27 July 2011

Ohm's Law

I've gotten to enjoy Christophe Pettus' postings linked from the PostgreSQL site. He does a neat presentation. This is his latest. Note especially pages 50 and following. While he's a Python/Postgres kind of person, and I'm currently exploring RoR again (long story), he does say things the way I do. Not quite as famous as he is, of course. In the database is truth. Note in particular his observations with regard to "cloud" I/O; it's what I've always suspected. It's your data, don't treat it like a red haired step-child. The SSD is the future of normalized, i.e. fast, data. The "data explosion" is largely the result of bad (non-existent?) data modeling. Cloud is all about minimalist/commodity parts which are easily re-assignable. If anything kills off the RM, it will be public clouds. Coders get infinite employment, and the profession relives the 1960s. Sniff.

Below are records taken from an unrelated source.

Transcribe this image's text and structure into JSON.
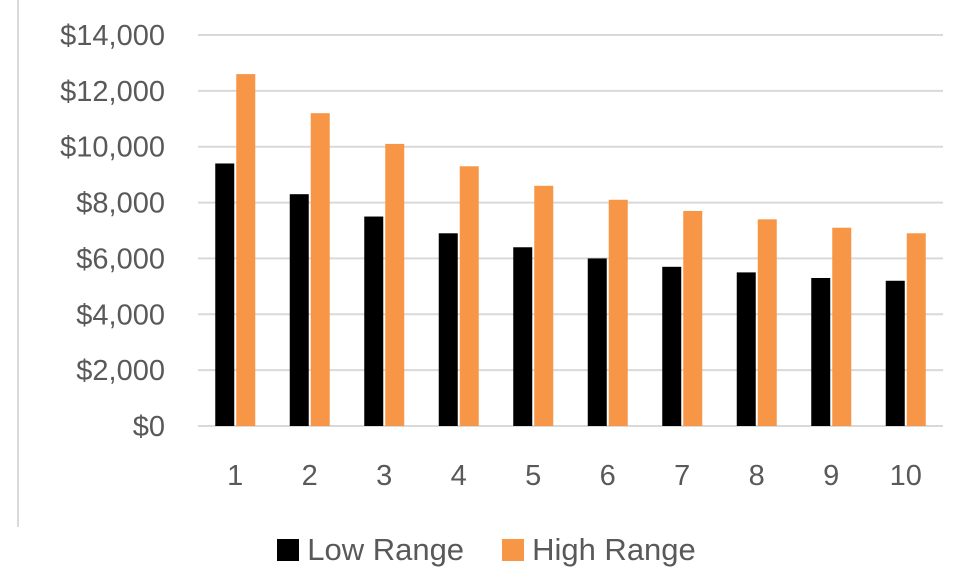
{
  "chart_data": {
    "type": "bar",
    "title": "",
    "xlabel": "",
    "ylabel": "",
    "categories": [
      "1",
      "2",
      "3",
      "4",
      "5",
      "6",
      "7",
      "8",
      "9",
      "10"
    ],
    "series": [
      {
        "name": "Low Range",
        "color": "#000000",
        "values": [
          9400,
          8300,
          7500,
          6900,
          6400,
          6000,
          5700,
          5500,
          5300,
          5200
        ]
      },
      {
        "name": "High Range",
        "color": "#F79646",
        "values": [
          12600,
          11200,
          10100,
          9300,
          8600,
          8100,
          7700,
          7400,
          7100,
          6900
        ]
      }
    ],
    "ylim": [
      0,
      14000
    ],
    "y_ticks": [
      "$0",
      "$2,000",
      "$4,000",
      "$6,000",
      "$8,000",
      "$10,000",
      "$12,000",
      "$14,000"
    ],
    "grid": true,
    "gridline_color": "#D9D9D9",
    "legend_position": "bottom"
  }
}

So far as that goes, what he's saying about coders abusing the database from Django is about what I've seen with coders abusing the database from RoR; may be more so, given David's attitude toward data. The problem with ORMs is that they seek to solve a problem created by OO coders, but which doesn't exist in the Real World. Such coders refer to the problem as Impedance Mismatch, which is merely an assumption that objects can't be populated with data from the RM. But it's just an assumption. What they steadfastly (shades of Tea Baggers, what?) refuse to acknowledge is that BCNF databases allow for construction of arbitrarily complex data structures, unlike the hierarchic/IMS/xml approach, which is locked in to a parent/child structure. Change that, and all the application code which manages it has to change. Well, unless you've written a bare bones RM engine into your application. Don't laugh; I've lived through folks doing just that.

The world isn't hierarchic, no matter what OO/xml folks want to assert. I've worked lots of places, small to huge, and the archetype for the hierarchic structure doesn't actually exist. That structure is the Org Chart. In the hypothetical world, each worker bee has one, and only one, supervisor. The real world is run on Matrix Management, one has supervisor du jour, never the same one each day, varies by project/location/assignment/foobar. The real world is relational, connections come and go, in vivid multiplicity. The relational model stores such natively. From this structure can be built any set of connections which arise. By *not predefining* the connections, only the absolute identities of each type/rule, one can create new relationships simply by naming new foreign keys (cross-reference tables, by various names, for many-to-many relations).

One can also add new data without (if one has been moderately smart with the DDL/SQL) clobbering any existing SQL (or, heaven help us all) application code which directly queries the DB. Existing queries can ignore, if desired, new columns and new tables; so long as one avoids 'Select * from ...', of course. You would never do that, right?

1 comment:

Anonymous said...

> (shades of Tea Baggers, what?)

Where *I* get an impedance mismatch is your playing the Krufty Konservative to the witless kiddie coders, then sneering on politics like a 20-year old sophomoric Redditor ...

(Also, please bring back the old 1950s profile pic - the imitation Pratchett, much as I like his writings, isn't that appealing.)